论文以活化构造成矿理论、成矿预测理论、三维可视化建模理论为指导,以个旧花岗岩凹陷带内不同类型矿床(体)成矿地质地球化学特征、矿床成矿作用以及典型花岗岩凹陷带等方面的研究为切入点,结合区域成矿背景分析,总结了花岗岩凹陷带成矿的时、空分布规律、空间展布特征,并采用多因复成成矿理论、三维可视化技术、分形理论、BP神经网络评价模型和矿体空间信息成矿预测模型等方法开展了花岗岩凹陷带控矿机理、地质建模及空间信息成矿预测研究。论文的研究成果与创新认识主要体现在以下几个方面:
1、通过东西区花岗岩岩石化学组分演化规律比较分析发现:相对西区花岗岩,东区花岗岩相对贫K_2O、Na_2O、Al_2O_3、Fe_2O_3,富TiO_2、FeO、MgO、CaO、P_2O_5。其主要原因可能是因为东区花岗岩普遍与围岩发生同化混染作用所致。
2、应用多重分形方法对个旧花岗岩凹陷带的12个微量元素进行分形统计,根据曲线的形态可以分为两种多重分形模式。

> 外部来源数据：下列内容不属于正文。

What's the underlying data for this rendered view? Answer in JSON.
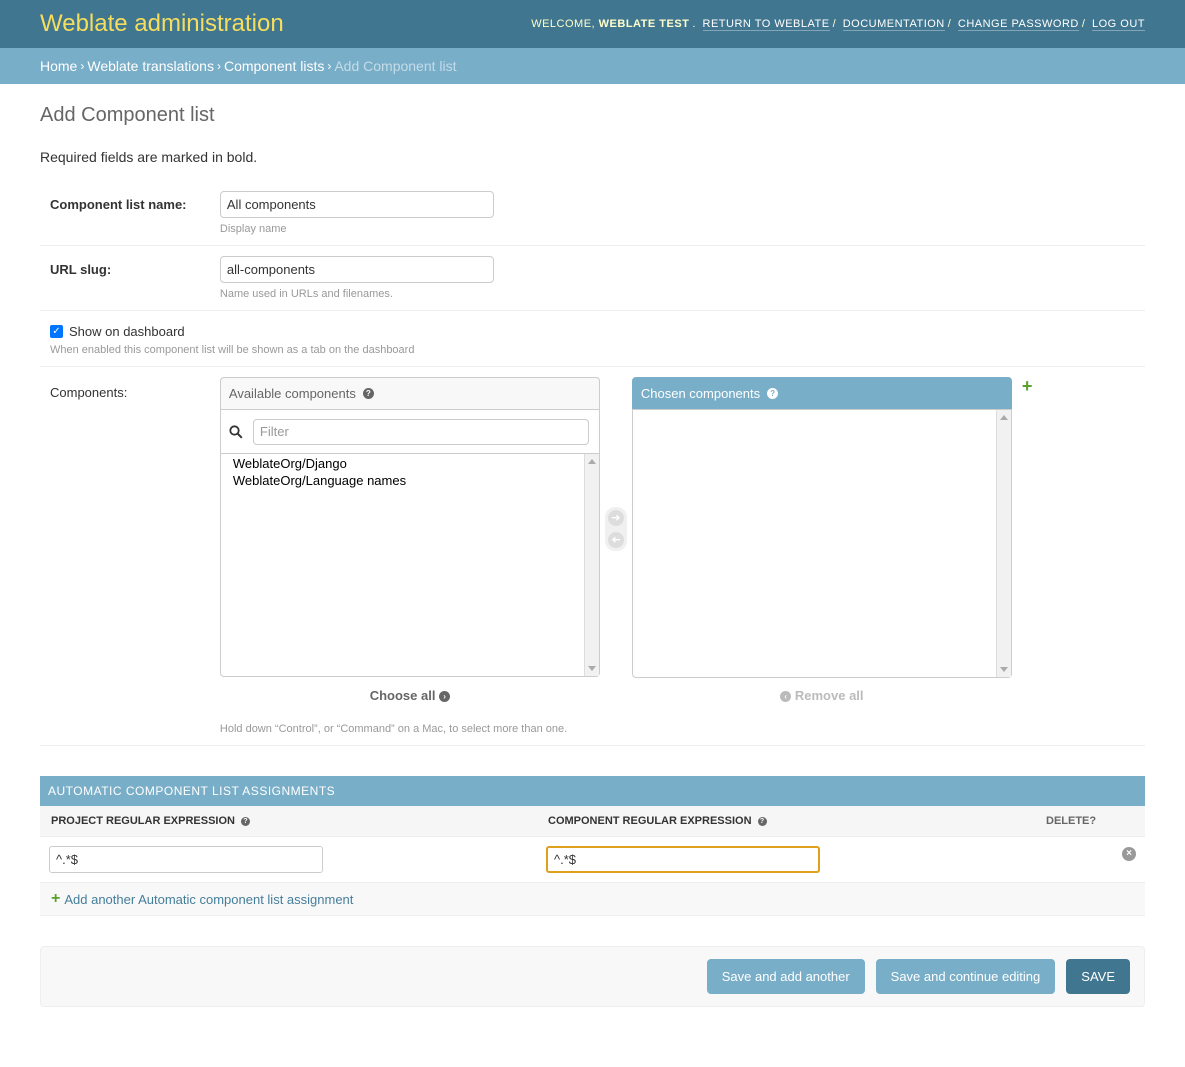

模式Ⅰ是具有两个无标度区的简单多重分形模式,第二直线段和曲线能够很好的拟合,具有该模式的元素为Hg、Mn、Sb、Mo、As、Zn,是一些与成矿元素无关和伴生的元素。模式Ⅱ是一种具有高丛集的多重分形模式,第二直线段与曲线拟合程度较差,有明显的偏离,它反映了元素的高含量点在模式Ⅰ上的叠加。具有该模式的元素有Sn、Cu、Pb、Ag、W、Bi,这些元素都在该区有很大的局部异常,其中主要的成矿元素Sn、Cu、Pb、Ag都形成了不同级别的矿床。
3、综合分析了花岗岩凹陷带矿体的空间分布规律。研究表明凹陷带矿体主要赋存于岩枝、岩舌上下接触带、凹中间、凹根、凹底接触带部位。凹陷带形态、产状、规模的变化直接影响矿体的形态、产状、规模,凹陷带的形态越复杂,越有利于成矿。凹陷带矿体长轴走向基本同凹陷带走向一致。凹陷带矿体成矿元素在空间上分布具有明显的分带性,花岗岩凹陷的内接触带主要分布锡矿化,而铜矿化则分布在外接触带,在整个凹陷带垂向上,成矿标高由高向低,矿体则有锡(铅)矿→锡、铜矿→铜、锡矿→铜矿的成矿趋势。

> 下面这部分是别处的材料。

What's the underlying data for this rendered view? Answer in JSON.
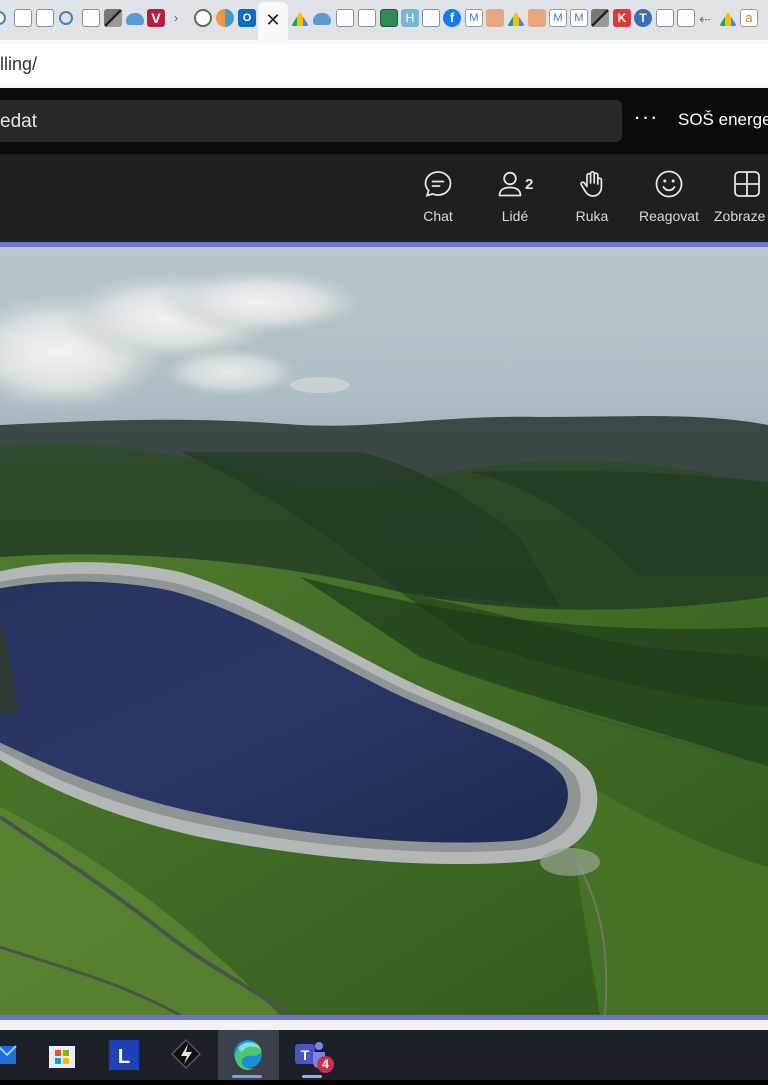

4、通过三维建模软件Surpac对花岗岩凹陷带、矿体、变火山岩进行了实体建模。研究了老厂竹叶山矿段、卡房竹林矿段和卡房西凹矿段的实体模型之间的空间展布关系。研究发现矿体分布规律与花岗岩分布具有一致性,总体沿花岗岩凹陷带呈带状分布,花岗岩表面形成的复杂程度与矿体的形成有密切关系;变火山岩对后期花岗岩侵入起阻挡作用,往往形成花岗岩凹陷构造,进而控制凹陷带矿体的分布。

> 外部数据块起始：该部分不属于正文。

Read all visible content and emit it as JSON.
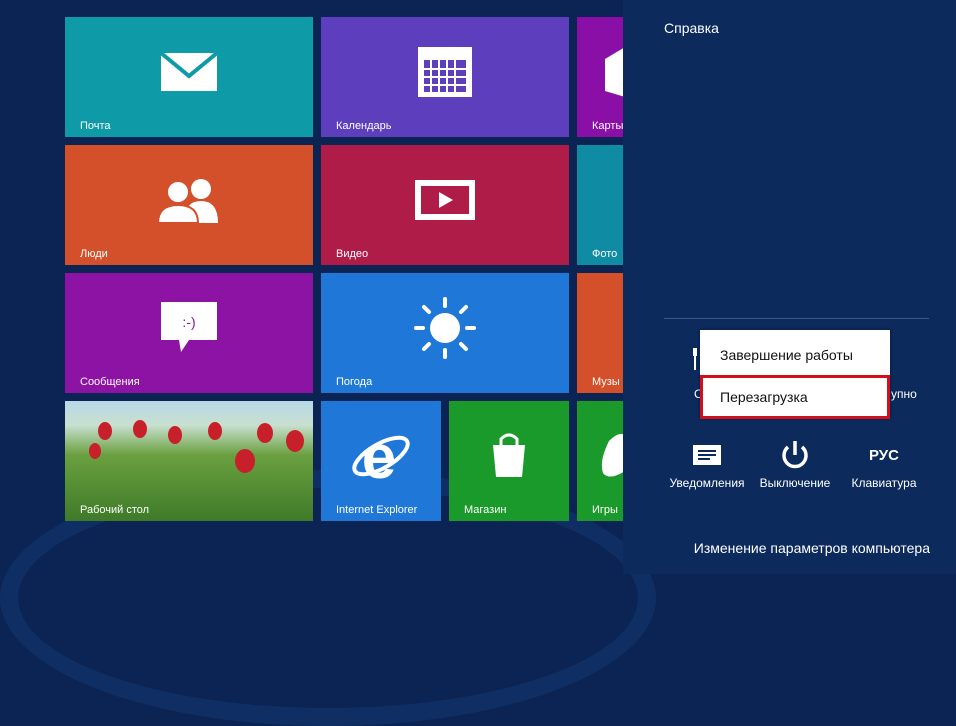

5、运用多因复成成矿理论研究分析了个旧花岗岩接触-凹陷带的形成及控矿机理。认为花岗岩体接触-凹陷带是燕山晚期花岗岩侵位的产物,系燕山期花岗岩岩浆作用与地层、构造及印支期火山岩等多种因素的复合作用的结果。其中花岗岩是本区的主要成矿母岩,在矿床的时空分布、物质与热能供给等方面有着决定性作用;个旧组卡房段是凹陷带内主要的控矿和容矿地层,在成岩、成矿过程中都起到控制作用;区内构造格局控制了印支期海底火山活动和热水沉积成矿作用,并成为燕山期花岗岩浆侵位通道和就位空间;印支期火山岩的形态直接控制着花岗岩的形态,间接地控制着花岗岩叠加改造矿体的形成和分布,也为矿床的形成提供了一定的物质来源。
6、利用空间分析方法和信息统计单元方法对花岗岩凹陷带进行了数字矿床空间信息成矿预测模型的研究。研究得到了每个网格信息单元的成矿有利度,按成矿有利度0.7和0.5为异常分界点把找矿靶区分为A级和B级,其中A级靶区为成矿条件相对有利,找矿标志明显,并具有寻找大型铜锡多金属矿床潜力的靶区;B级靶区为找矿标志较明显,具有寻找中、小型铜锡多金属矿床潜力的靶区。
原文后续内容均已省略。